Clothing should not be over dried. It wastes energy, and will also prematurely age the fabric. Instead of ironing clothes, try removing them from the dryer while they are still slightly damp. Give them a couple sharp shakes, and air dry them on rust proof hangers. You can’t stop your kids from growing out of their clothing, but with a little common sense, you can be sure that this is the main reason an item has to be retired.

Mustard

Mustard

With the summer holidays upon us we have an increase in stains and dirt especially with young kids around, or in the absence of young kids there is always alcohol to add to the extra work in the cleaning department.

Mustard is a very tough stain and requires specific and immediate action for best results. The quick tip is to rinse or blot with cold water as soon as possible.

For washable fabric pre-soak in cold water after removing as much the mustard before soaking. Then you can pre-treat the stain with ¼ teaspoon of dish soap and 1 cup of water, apply directly to fabric.
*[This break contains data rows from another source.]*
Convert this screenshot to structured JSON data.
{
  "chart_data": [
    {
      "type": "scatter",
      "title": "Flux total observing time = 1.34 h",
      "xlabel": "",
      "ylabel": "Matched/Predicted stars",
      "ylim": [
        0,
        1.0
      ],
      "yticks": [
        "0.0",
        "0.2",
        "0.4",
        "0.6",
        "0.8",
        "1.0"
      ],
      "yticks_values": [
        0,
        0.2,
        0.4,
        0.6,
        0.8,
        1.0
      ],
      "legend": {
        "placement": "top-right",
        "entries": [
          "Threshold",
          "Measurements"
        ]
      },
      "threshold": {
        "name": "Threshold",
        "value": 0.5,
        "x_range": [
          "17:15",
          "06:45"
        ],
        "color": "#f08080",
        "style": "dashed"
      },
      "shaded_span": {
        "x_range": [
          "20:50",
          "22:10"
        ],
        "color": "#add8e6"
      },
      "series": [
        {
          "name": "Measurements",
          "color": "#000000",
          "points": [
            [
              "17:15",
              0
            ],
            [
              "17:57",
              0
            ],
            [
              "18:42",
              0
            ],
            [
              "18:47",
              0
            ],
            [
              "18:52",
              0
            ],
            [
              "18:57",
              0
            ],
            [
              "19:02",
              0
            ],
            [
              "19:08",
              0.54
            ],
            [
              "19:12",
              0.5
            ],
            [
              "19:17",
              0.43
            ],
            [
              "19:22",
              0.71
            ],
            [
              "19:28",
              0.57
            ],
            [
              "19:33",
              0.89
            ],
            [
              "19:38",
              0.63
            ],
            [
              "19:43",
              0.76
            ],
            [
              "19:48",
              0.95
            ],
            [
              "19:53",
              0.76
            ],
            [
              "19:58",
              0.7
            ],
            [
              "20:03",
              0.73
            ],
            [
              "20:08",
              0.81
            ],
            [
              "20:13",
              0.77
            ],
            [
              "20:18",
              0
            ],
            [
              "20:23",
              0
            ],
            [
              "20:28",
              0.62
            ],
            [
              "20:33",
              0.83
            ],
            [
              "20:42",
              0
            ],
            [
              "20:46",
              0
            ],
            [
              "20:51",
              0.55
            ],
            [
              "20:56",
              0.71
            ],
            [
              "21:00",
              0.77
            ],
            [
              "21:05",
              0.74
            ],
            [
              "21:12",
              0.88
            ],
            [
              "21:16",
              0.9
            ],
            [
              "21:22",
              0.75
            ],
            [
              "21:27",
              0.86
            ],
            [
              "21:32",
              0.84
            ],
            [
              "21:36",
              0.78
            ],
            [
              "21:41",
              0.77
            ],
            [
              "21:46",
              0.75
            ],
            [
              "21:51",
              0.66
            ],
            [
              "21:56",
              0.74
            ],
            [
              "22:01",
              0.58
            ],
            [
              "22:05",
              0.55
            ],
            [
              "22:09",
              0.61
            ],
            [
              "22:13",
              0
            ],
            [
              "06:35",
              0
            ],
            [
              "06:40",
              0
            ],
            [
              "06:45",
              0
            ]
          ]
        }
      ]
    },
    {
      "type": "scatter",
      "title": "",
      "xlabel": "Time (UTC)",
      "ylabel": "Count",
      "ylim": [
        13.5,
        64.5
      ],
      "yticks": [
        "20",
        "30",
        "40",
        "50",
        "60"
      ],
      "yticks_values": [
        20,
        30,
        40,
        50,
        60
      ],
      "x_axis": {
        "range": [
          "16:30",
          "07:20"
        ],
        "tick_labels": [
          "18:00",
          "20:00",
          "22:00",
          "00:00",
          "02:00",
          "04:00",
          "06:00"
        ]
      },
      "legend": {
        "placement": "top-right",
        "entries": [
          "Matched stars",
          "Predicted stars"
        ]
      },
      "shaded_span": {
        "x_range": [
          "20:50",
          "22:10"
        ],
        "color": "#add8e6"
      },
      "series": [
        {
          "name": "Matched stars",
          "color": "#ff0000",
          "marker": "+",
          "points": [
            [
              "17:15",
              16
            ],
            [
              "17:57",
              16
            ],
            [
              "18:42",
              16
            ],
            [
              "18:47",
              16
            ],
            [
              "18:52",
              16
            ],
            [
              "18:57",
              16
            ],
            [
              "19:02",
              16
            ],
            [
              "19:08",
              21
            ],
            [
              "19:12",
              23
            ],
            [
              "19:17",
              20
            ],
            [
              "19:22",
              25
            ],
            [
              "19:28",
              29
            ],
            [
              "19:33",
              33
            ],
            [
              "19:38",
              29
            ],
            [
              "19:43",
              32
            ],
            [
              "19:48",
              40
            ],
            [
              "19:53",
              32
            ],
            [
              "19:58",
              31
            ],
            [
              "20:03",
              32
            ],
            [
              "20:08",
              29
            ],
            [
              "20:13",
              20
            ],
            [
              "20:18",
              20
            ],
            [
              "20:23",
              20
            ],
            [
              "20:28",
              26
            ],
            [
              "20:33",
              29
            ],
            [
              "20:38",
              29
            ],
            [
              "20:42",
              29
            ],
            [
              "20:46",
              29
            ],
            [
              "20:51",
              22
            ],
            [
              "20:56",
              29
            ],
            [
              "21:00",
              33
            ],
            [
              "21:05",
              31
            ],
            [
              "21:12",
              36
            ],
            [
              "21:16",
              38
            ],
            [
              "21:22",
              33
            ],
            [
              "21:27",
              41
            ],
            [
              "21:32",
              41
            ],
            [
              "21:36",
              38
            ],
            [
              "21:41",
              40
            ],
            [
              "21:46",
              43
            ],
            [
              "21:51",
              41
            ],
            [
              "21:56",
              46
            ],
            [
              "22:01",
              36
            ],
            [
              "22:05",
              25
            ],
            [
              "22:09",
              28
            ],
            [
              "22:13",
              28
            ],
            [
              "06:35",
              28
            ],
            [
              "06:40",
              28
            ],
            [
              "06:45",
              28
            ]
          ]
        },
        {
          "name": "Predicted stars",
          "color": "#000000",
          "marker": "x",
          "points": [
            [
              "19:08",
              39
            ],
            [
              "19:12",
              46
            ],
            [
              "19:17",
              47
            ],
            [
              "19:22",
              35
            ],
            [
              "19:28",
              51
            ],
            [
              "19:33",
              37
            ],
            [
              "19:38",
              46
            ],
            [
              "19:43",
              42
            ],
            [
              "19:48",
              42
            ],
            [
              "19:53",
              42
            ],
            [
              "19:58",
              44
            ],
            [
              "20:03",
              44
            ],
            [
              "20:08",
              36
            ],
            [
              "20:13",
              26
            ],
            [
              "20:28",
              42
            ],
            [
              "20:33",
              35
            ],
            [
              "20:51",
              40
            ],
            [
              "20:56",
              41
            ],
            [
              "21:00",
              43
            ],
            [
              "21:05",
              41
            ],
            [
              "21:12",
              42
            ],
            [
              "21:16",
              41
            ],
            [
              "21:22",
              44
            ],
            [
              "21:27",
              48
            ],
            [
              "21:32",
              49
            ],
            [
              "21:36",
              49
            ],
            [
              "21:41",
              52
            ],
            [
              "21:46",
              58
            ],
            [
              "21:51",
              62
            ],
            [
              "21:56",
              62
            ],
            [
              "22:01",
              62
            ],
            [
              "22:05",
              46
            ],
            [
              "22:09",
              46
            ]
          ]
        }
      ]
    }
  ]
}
Then wash in the hottest temperature safe for the fabric. If the stain doesn’t come out completely, don’t dry the item. Just pre-treat like before and re-wash. Drying will likely just set the stain, and a second try will often remove more of the stain.

paint brushes

Cleaning brushes can be a pain but it will save you money to not have to buy brushes every time you have to paint.

Latex Paint

Wash immediately after painting with warm soapy water. Do not soak overnight. Comb and straighten bristles before storing.

Oil Paint

Clean immediately after painting using a solvent (paint thinner) or cleaner recommended by the manufacturer. Do not soak overnight. Comb and straighten bristles before storing.

If I am in a hurry and can’t clean the brushes I wrap them tightly in a plastic bag and place it in the freezer. This prevents the paint from drying out before I have to use it again.

Blot Or Blotting

General Information:

Blotting is the act of absorbing a stain with a dry absorbant towel such as a terry towel or even a paper towel (best using white towels so no colors from the the towel will run into the carpet or fabric you are blotting.) Blotting immediately after a spill or stain has occurred is the best way to combat stains.

Blot by placing the towel over the stain. First fold your towel in quarters so you can flip over the towel a few times to get the maximum absorbancy of your towel.